Intrusion On Computer Data Is Not An Infringement Of Privacy
Another solution might perhaps be found in the Israeli Computers Law, 5755-1995, which prohibits unlawful intrusion on computer data. A server sets a cookie and later commands the user’s computer to return the cookie to it with the data stored in it (the “get cookie” command). On the face of it, this command could be treated as a prohibited intrusion on the user’s computer, if only because it is done without the user’s knowledge. This is certainly the case when one computer sets the cookie and another gets it. However, the snag is that the Computers Law does not prescribe that intrusion on computer data is an infringement of privacy! This is a material flaw in the Law, which means that anyone seeking to rely on it will have to base his plea on the framework tort of breach of statutory duty.
Further provisions of law and their application to possible scenarios in the on-line world could be analysed. It might well be found that some situations do have an answer in existing law. However, the inevitable conclusion is that the existing law is not suitable for covert shadowing of the individual’s acts in the on-line world, with the object of drawing a personal profile of him and using the information for marketing purposes. This individual could be an adult or minor; he might have given the information about himself in good faith to a particular shop or it might have been collected completely without his knowledge. Whatever the circumstances, it is not at all certain that the Protection of Privacy Law protects him.

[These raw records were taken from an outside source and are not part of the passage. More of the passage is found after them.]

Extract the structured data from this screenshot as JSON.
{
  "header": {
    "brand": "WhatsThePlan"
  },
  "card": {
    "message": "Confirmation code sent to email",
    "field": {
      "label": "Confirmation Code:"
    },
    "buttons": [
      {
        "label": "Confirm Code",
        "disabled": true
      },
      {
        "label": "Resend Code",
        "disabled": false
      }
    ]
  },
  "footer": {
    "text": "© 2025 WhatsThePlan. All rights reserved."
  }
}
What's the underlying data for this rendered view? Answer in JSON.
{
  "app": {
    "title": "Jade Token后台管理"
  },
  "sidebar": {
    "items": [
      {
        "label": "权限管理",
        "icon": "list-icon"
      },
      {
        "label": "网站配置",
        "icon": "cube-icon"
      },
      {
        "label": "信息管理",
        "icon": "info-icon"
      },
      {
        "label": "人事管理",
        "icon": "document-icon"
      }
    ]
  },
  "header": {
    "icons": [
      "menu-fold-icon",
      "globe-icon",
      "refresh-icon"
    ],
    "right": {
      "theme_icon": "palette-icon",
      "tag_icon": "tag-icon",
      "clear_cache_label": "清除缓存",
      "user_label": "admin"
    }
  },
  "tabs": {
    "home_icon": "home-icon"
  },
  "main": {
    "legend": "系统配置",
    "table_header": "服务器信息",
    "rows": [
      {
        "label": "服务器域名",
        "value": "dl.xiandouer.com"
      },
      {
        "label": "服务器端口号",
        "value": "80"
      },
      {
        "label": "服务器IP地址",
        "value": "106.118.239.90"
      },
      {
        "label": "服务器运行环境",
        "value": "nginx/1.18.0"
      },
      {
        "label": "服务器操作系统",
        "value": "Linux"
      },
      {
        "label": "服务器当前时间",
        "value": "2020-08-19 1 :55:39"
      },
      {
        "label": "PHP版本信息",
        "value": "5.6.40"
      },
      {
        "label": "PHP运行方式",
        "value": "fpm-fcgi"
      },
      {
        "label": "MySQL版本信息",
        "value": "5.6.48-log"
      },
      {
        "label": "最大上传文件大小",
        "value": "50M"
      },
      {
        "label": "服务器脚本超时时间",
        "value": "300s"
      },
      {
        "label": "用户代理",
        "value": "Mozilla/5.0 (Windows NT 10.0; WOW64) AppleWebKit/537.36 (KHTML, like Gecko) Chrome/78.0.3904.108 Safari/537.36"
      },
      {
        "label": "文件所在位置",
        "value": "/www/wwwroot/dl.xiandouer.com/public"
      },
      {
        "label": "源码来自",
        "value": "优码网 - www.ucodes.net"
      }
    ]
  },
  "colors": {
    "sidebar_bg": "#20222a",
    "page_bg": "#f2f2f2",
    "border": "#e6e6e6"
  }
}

The report of the Committee on Israel in the Computer Networking Era stated a couple of years ago that the supervision of databases should be tightened. In order to ensure compliance by those responsible for databases with the duty of information security prescribed by the Protection of Privacy Law, the Committee recommended the establishment of a professional supervision unit by the Registrar of Databases and that it should be provided with the resources and modus operandi to enable the public to be given a feeling of supervision and create an incentive for the implementation of the relevant statutory provisions.
What Privacy Ought To Be Protected In The On-Line World?
It seems that none of this is enough. The on-line world largely necessitates a complete re-think of what privacy ought to be protected and whether the privacy of an individual, who is not identified by name or physical address, ought to be protected at all. In other words - what damage, if any, will be caused by the fact that an on-line business knows that a particular cookie holder is, for example, interested in laptop computers, and shows him advertisements or makes him special offers, which are specifically tailored to his tastes, as long as the business does not know the real person behind the cookie? It might be said that only benefit will ensue.